Growing up in Scotland: health inequalities in the early years

This report investigates health inequalities in the early years in terms of risk factors and outcomes.


FOOTNOTES

1 Further information on the design, development and future of the project is available from the study website:
www.growingupinscotland.org.uk

2 See: http://www.who.int/about/definition/en/print.html

3 Acute illness was initially considered for exploration. However, changes to the question wording across the sweeps meant that the measure was not consistent across all years. Also, the question in GUS measures how many different conditions children have had, rather than how many illness episodes have been experienced, so it was not an ideal measure for this report's purposes.

4 Household income only started to be included routinely in social surveys within the last decade so its use in analyses of health inequality is less extensive than is the case for area level measures which date back to the 1980s, or social class, which has been measured for many decades. For more discussion of the measurement of income in surveys, and how it is measured in GUS, see the report on persistent poverty (Barnes et al., 2010).

5 Note that the relative risks presented here do not estimate the difference between the two categories that happen to have the highest and lowest prevalence for the outcome. As a measure of inequality it compares the most and least disadvantaged groups according to the underlying classification, regardless of the pattern in the data.
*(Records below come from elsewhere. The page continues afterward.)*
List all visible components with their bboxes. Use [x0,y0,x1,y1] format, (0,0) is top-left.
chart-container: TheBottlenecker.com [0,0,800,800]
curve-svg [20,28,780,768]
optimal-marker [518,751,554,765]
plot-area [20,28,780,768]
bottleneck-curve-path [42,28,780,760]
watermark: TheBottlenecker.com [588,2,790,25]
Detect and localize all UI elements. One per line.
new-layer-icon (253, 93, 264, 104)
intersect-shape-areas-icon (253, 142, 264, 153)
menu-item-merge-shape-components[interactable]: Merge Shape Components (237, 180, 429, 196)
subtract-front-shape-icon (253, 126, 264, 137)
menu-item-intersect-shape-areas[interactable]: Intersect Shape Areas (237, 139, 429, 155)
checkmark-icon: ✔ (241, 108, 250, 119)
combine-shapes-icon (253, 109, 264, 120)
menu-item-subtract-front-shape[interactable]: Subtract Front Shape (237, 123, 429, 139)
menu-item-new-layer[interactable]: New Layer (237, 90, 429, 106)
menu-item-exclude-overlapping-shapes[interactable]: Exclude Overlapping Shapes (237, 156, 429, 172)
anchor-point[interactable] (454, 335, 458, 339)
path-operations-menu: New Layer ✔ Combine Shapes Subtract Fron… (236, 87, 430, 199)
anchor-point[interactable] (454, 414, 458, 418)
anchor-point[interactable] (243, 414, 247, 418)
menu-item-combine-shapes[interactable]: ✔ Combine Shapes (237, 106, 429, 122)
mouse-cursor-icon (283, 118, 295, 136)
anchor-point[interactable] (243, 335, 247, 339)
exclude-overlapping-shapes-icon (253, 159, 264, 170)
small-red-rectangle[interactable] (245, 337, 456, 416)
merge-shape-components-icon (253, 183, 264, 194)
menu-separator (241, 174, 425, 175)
6 See, for example, the Food Standards Agency's advice on this:
http://www.eatwell.gov.uk/healthydiet/nutritionessentials/vitaminsandminerals/folicacid/

7 The concerns parents could choose were: his/her language is developing slowly; it is hard for other people to understand him/her; he/she doesn't seem to understand other people; he/she pronounces words poorly; he/she doesn't hear well; he/she stutters; other concerns.

8 The SF-12 questionnaire measures health related quality of life and covers the impact of physical, emotional and psychological symptoms on people's physical functioning and ability to carry out normal activities. It is a shortened version of the widely used SF-36 questionnaire. See: http://www.sf-36.org/tools/sf12.shtml

9 Unlike the tables in Chapter 3, these tables compare the number of negative outcomes children experienced according to each resilience measure, rather than the other way round, so the relative risk associated with each factor cannot be calculated.

10 The statistical analysis and approach used in this report represents one of many available techniques capable of exploring this data. Other analytical approaches may produce different results from those reported here.

11 The confidence intervals in the rest of the table are in line with what might be expected with a sample size such as this. GUS analyses typically involve the whole sample which, with around 4,000 cases, usually result in much more precise estimates. This analysis was not designed with the intention of estimating the strength of association between factors with a high degree of precision, it was intended as an exploration of resilience as a concept in explaining the avoidance of negative outcomes. For this reason, the discussion focuses on the factors identified rather than on the estimated effect sizes.

12 The two scale measures did not have comparison groups, instead their odds ratios are an estimate of the increase in odds associated with a one unit change in the underlying values in the scale.

13 Note that the fact that the significant association was between medium and low levels, rather than high and low levels is likely to be due to the small sample size for the high satisfaction category. The key point is that the relationship is telling us something about people with low satisfaction levels relative to other groups, rather than anything specific about having medium satisfaction levels.